Констебль натянул вожжи возле Провиденс-хауса — внушительного здания на главной и, по сути, единственной деревенской улице. Нас провели на задний двор, и, миновав кладовую, мы оказались в маленькой кухне, площадью примерно десять футов на восемь. Из одного угла вела на чердак узкая лестница, по которой слуги могли подниматься в свои каморки, не показываясь на глаза хозяевам. Единственное окно было занавешено, отчего картина становилась еще более мрачной.
Войдя в помещение, я сразу же ощутил сильный запах керосина, смешанный со смрадом горелой плоти. На полу лицом вверх лежал труп женщины. На ней были чулки и ночная рубашка, обугленная с одной стороны, как и само тело. Причина смерти не вызывала сомнений: от уха до уха шел порез, рассекающий трахею. Второй, столь же глубокий, начинался ниже и тянулся к подбородку. Каждая из этих двух травм по отдельности привела бы к летальному исходу. Третья рана, колотая, зияла в области грудины. Я заметил, что консоль узкой полки, висевшей на стене возле лестницы, была сломана дверью, которую с силой распахнули — возможно, в минуту борьбы.
На мой взгляд, только деревенский идиот мог принять это зрелище за удавшуюся попытку самоубийства. Если бы несчастная нанесла сама себе хоть одну из горловых ран, ударить еще раз она бы уже не успела. Брызнувшая из-под ножа кровь окропила даже вторую ступеньку лестницы. Для того чтобы засвидетельствовать факт наступления смерти, тщательного осмотра не потребовалось: тело уже остыло и почти совершенно окоченело.
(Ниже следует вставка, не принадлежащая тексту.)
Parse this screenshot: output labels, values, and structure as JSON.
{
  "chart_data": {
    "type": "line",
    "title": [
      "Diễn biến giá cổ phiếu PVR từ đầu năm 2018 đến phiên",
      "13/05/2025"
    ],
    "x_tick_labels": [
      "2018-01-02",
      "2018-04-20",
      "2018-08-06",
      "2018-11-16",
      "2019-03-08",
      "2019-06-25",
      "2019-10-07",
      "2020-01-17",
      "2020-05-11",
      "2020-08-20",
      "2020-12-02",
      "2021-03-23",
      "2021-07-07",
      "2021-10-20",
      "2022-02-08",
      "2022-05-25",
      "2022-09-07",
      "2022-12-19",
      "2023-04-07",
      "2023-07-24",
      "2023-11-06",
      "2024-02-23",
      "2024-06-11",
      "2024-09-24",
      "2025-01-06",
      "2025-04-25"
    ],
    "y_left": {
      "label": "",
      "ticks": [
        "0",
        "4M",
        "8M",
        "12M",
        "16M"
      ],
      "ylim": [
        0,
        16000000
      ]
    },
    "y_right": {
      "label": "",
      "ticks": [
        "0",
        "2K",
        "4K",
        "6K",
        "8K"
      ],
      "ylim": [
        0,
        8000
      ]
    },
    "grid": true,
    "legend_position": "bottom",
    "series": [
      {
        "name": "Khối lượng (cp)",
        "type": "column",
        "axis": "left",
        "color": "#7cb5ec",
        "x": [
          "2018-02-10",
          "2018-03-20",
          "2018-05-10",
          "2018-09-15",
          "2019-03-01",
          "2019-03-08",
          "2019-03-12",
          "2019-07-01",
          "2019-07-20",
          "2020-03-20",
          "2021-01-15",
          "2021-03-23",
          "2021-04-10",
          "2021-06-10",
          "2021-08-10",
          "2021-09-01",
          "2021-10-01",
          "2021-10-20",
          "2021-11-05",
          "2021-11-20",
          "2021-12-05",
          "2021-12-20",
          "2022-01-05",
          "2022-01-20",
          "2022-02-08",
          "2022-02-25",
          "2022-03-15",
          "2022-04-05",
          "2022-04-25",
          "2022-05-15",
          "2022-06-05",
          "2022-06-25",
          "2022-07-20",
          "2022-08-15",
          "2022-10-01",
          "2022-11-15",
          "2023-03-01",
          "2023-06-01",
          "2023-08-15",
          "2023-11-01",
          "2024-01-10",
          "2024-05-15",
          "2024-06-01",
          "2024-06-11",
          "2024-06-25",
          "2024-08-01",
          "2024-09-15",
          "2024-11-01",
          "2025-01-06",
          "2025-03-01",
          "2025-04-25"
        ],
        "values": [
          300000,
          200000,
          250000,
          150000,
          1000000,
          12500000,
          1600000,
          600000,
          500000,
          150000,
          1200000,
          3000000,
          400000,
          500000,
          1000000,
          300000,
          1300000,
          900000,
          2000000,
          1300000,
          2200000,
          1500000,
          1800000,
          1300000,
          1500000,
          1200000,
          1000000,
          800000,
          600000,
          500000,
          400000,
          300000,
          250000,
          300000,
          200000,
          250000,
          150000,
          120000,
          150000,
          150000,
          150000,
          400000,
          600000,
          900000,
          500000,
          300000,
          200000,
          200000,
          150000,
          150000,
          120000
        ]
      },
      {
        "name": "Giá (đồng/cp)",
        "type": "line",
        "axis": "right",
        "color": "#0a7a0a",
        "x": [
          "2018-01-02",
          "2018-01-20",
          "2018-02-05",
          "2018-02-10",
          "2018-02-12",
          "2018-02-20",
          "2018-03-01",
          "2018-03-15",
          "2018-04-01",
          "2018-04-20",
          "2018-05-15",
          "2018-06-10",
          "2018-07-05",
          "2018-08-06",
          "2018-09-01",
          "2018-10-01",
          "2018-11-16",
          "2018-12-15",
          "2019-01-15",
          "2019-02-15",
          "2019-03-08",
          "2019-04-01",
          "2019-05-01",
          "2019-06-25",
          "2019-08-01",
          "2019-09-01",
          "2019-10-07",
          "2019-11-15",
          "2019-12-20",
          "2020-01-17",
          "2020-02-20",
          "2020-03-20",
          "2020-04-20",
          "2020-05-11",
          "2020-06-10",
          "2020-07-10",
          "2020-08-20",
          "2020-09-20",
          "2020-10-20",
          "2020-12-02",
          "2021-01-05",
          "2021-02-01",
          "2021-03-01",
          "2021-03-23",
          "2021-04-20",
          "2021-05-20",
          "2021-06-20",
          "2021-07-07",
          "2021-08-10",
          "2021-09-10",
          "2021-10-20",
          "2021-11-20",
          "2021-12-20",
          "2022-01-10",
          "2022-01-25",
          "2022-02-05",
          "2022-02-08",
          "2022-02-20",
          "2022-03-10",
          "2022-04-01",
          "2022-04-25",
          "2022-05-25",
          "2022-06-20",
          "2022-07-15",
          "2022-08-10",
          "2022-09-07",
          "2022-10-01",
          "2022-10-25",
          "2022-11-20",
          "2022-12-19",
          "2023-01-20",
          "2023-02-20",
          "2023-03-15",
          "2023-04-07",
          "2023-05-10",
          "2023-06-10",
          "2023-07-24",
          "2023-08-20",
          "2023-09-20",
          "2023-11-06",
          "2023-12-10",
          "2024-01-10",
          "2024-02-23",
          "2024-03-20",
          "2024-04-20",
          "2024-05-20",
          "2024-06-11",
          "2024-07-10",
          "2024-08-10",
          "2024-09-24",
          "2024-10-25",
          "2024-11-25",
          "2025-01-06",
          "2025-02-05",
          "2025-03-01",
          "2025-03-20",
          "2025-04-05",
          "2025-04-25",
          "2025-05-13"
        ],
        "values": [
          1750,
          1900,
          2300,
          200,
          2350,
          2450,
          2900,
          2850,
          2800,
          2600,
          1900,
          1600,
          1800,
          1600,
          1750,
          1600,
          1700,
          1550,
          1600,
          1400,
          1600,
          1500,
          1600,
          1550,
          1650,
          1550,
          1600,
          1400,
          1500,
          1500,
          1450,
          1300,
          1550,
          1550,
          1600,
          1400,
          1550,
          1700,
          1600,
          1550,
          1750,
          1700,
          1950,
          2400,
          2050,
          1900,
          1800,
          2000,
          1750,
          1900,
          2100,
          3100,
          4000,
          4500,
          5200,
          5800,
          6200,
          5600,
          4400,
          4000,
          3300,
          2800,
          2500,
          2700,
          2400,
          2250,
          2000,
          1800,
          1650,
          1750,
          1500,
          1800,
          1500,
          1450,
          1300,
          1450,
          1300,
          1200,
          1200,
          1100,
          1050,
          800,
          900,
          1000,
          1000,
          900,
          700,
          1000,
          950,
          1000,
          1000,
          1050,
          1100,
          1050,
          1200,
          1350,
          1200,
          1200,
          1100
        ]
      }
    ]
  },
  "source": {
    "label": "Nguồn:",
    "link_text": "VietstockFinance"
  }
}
— Она погибла не менее четырех часов назад, — сказал я, повернувшись к констеблю, — а может быть, и гораздо раньше: летом температура тела падает медленно.
Убийца — я был уверен в том, что женщину убили, — явно пытался устроить пожар, но у него ничего не вышло, и труп только обгорел с одного бока. На полу валялась разбитая керосиновая лампа — очевидно, она упала в момент нападения или незадолго до того. Разлившееся масло могло возгореться, но его было мало, и вряд ли оно обезобразило бы труп. Керосин явно вылили откуда-то еще, хотя я и затруднялся ответить на этот вопрос.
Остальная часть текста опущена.